Dalam artikel “some educational implications of the Humanistic Psychologist” Abraham Maslow mencoba untuk mengkritisi teori Freud dan behavioristik. Menurut Abraham, yang terpenting dalam melihat manusia adalah potensi yang dimilikinya. Humanistik lebih melihat pada sisi perkembangan kepribadian manusia daripada berfokus pada “ketidaknormalan” atau “sakit” seperti yang dilihat oleh teori psikoanalisa Freud. Pendekatan ini melihat kejadian setelah “sakit” tersebut sembuh, yaitu bagaimana manusia membangun dirinya untuk melakukan hal-hal yang positif. Kemampuan bertindak positif ini yang disebut sebagai potensi manusia dan para pendidik yang beraliran humanistik biasanya memfokuskan penganjarannya pada pembangunan kemampuan positif ini.
Kemampuan positif disini erat kaitannya dengan pengembangan emosi positif yang terdapat dalam domain afektif, misalnya ketrampilan membangun dan menjaga relasi yang hangat dengan orang lain, bagaimana mengajarkan kepercayaan, penerimaan, keasadaran, memahami perasaan orang lain, kejujuran interpersonal, dan pengetahuan interpersonal lainnya. Intinya adalah meningkatkan kualitas ketrampilan interpersonal dalam kehidupan sehari-hari.
Selain menitik beratkan pada hubungan interpersonal, para pendidikan yang beraliran humanistik juga mencoba untuk membuat pembelajaran yang membantu anak didik untuk meningkatkan kemampuan dalam membuat, berimajinasi, mempunyai pengalaman, berintuisi, merasakan, dan berfantasi. Pendidik humanistik mencoba untuk melihat dalam spektrum yang luas mengenai perilaku manusia. “Berapa banyak hal yang bisa dilakukan manusia? Dan bagaimana aku bisa membantu mereka untuk melakukan hal-hal tersebut dengan lebih baik?

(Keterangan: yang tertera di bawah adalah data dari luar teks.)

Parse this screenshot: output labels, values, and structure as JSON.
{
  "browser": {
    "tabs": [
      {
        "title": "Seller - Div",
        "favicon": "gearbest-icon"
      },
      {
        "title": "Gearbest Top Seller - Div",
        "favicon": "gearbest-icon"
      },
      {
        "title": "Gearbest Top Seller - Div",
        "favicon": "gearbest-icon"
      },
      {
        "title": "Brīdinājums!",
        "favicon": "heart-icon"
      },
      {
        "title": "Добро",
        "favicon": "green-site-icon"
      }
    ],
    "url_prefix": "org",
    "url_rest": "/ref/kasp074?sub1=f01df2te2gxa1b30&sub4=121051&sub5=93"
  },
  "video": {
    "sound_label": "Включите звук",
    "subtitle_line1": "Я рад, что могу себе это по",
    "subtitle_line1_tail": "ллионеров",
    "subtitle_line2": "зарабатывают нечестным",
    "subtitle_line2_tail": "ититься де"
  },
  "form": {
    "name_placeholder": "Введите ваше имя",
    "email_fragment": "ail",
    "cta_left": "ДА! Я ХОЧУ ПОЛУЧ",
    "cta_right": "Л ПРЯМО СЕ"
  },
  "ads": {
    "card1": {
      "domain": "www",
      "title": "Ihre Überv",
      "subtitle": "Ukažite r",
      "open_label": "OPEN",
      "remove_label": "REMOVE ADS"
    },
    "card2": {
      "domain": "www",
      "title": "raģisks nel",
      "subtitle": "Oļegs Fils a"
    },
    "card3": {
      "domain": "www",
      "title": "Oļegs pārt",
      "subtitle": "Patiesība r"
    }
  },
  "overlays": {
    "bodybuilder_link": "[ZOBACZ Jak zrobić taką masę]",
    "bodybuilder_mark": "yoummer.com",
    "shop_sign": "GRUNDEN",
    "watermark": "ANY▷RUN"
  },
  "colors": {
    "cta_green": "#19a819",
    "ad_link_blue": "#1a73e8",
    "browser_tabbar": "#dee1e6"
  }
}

Melihat hal-hal yang diusahakankan oleh para pendidik humanistik, tampak bahwa pendekatan ini mengedepankan pentingnya emosi dalam dunia pendidikan. Freudian melihat emosi sebagai hal yang mengganggu perkembangan, sementara humanistik melihat keuntungan pendidikan emosi. Jadi bisa dikatakan bahwa emosi adalah karakterisitik yang sangat kuat yang nampak dari para pendidik beraliran humanistik. Karena berpikir dan merasakan saling beriringan, mengabaikan pendidikan emosi sama dengan mengabaikansalah satu potensi terbesar manusia. Kita dapat belajar menggunakan emosi kita dan mendapat keuntungan dari pendekatan humanistik ini sama seperti yang kita dapatkan dari pendidikan yang menitikberatkan kognisi.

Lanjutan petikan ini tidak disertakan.